En muchas ocasiones, el éxito de estas iglesias lombardas fue tal que los maestros de obras locales siguieron utilizándolas como modelo durante mucho tiempo. Éste es el caso de la Iglesia de Santa María la Mayor, en pleno Benasque, construida en el siglo XIII, cuya atribución es difícil de asignar a los maestros lombardos, a los maestros locales o a ambos. También se debe visitar la Iglesia parroquial dedicada a San Pedro Apóstol, de origen románico modificada en el siglo XVII, en Anciles, ya en localidades del Valle, destacar la iglesia del Monasterio de los Santos Justo y Pastor de Urmella, del siglo X, (en Urmella, Bisaurri), compuesta por tres naves y cubierta con bóvedas de arista, acabada en tres ábsides.

La orientación del templo siempre coloca la cabecera hacia el este, con una función práctica y simbólica al mismo tiempo. Su planta es rectangular, compuesta por una o tres naves que se dividen por soportes colocados en posición paralela. Cada una de estas naves acaba en la cabecera en un ábside, bajo el que, en ocasiones, se podía construir una pequeña cripta subterránea. El arco de medio punto es el más usual y, con respecto al tipo de bóveda, aparecen las clásicas de cañón, de estricta media caña o ligeramente apuntada, acompañadas de otras de arista para las naves laterales y de las de horno o de cuarto de esfera para los ábsides.

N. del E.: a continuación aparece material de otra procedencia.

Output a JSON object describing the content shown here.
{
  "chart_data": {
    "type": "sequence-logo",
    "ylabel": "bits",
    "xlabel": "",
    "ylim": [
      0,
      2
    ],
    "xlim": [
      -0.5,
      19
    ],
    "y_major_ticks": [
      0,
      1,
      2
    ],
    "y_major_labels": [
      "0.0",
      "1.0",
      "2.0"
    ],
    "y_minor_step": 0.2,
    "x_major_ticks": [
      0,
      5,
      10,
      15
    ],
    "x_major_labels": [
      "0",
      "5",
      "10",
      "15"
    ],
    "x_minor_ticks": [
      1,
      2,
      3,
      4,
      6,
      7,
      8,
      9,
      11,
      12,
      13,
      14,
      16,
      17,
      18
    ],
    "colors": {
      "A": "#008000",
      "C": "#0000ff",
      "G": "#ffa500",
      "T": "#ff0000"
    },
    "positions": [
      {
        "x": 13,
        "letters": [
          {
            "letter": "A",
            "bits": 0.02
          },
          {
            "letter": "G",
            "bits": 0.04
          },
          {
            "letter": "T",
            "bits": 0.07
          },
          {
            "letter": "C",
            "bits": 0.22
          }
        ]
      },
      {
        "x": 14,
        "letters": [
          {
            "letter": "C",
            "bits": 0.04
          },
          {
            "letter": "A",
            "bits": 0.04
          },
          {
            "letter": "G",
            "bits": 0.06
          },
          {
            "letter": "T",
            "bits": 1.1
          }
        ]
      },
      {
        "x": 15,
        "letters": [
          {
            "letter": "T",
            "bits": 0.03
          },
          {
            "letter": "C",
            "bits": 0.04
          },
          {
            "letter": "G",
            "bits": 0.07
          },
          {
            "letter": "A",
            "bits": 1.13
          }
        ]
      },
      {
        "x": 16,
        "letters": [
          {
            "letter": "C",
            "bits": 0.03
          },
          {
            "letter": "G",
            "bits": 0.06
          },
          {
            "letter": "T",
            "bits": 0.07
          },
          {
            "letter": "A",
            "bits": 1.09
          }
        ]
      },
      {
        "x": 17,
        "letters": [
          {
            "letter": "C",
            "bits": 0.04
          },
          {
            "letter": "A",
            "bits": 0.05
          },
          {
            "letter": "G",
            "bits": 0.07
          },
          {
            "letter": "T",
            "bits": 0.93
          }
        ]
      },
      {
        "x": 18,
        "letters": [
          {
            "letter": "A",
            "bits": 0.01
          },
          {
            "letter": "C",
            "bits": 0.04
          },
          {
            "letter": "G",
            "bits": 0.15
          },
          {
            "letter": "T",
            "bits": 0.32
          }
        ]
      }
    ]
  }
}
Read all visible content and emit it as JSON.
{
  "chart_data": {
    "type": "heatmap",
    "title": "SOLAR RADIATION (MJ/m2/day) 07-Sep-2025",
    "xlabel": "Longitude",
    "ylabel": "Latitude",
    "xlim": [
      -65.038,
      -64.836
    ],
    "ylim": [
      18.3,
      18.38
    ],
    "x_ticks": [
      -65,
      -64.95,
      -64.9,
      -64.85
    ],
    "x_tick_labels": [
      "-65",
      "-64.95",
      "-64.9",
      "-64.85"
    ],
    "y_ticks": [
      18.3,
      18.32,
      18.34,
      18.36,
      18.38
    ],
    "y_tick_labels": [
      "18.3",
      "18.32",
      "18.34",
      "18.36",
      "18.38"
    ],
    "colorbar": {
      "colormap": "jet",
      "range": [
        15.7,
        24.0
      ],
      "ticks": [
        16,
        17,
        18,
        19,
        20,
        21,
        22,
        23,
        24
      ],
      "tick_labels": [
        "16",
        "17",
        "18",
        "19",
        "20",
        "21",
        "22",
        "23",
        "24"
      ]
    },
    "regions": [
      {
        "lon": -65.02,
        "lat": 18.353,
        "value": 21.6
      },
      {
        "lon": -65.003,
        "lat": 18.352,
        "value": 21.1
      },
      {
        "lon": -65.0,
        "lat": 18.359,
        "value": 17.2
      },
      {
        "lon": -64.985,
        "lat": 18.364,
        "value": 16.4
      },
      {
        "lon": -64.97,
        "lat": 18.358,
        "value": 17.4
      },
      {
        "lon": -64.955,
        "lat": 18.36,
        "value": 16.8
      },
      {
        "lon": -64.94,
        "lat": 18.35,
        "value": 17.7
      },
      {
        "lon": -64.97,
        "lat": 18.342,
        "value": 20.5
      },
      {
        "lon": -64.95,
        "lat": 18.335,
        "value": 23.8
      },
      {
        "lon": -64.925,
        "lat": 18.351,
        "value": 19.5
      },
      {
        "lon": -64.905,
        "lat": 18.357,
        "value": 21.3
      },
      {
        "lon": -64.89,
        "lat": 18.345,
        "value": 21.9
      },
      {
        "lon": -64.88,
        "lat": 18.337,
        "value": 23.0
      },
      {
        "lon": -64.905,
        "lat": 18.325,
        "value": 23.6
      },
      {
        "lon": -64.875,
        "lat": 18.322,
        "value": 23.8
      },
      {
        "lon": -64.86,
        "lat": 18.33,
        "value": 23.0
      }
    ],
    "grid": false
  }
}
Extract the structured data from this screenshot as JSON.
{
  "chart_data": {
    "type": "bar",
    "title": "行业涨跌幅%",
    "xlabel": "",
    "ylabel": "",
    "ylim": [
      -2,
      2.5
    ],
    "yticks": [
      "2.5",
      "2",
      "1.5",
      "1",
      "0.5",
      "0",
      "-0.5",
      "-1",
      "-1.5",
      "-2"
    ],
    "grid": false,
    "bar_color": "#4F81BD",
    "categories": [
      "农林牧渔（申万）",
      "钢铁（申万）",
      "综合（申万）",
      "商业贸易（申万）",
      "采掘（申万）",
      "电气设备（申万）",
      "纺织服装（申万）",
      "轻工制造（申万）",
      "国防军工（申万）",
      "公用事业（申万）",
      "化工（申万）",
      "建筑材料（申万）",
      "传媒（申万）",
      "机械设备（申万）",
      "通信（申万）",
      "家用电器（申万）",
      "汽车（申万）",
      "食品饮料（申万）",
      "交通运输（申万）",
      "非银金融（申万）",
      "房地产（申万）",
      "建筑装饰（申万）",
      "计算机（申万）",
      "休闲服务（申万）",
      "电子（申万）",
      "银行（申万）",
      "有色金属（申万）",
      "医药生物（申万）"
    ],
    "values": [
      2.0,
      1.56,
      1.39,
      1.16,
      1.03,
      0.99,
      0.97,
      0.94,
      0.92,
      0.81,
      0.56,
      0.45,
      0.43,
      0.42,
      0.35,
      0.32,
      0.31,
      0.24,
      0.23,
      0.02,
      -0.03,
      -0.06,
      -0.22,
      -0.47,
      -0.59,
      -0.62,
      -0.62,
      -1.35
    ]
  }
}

En la portada es donde este estilo desarrolló sus mejores facultades. Por lo general, se orientaban hacia el sur, y su acceso se realizaba desde el cementerio, posiblemente con el objetivo de fomentar el recuerdo y devoción a los difuntos. Las ventanas son angostas y muy poco abundantes, con el objetivo de alterar lo menos posible la coherencia y uniformidad de los muros.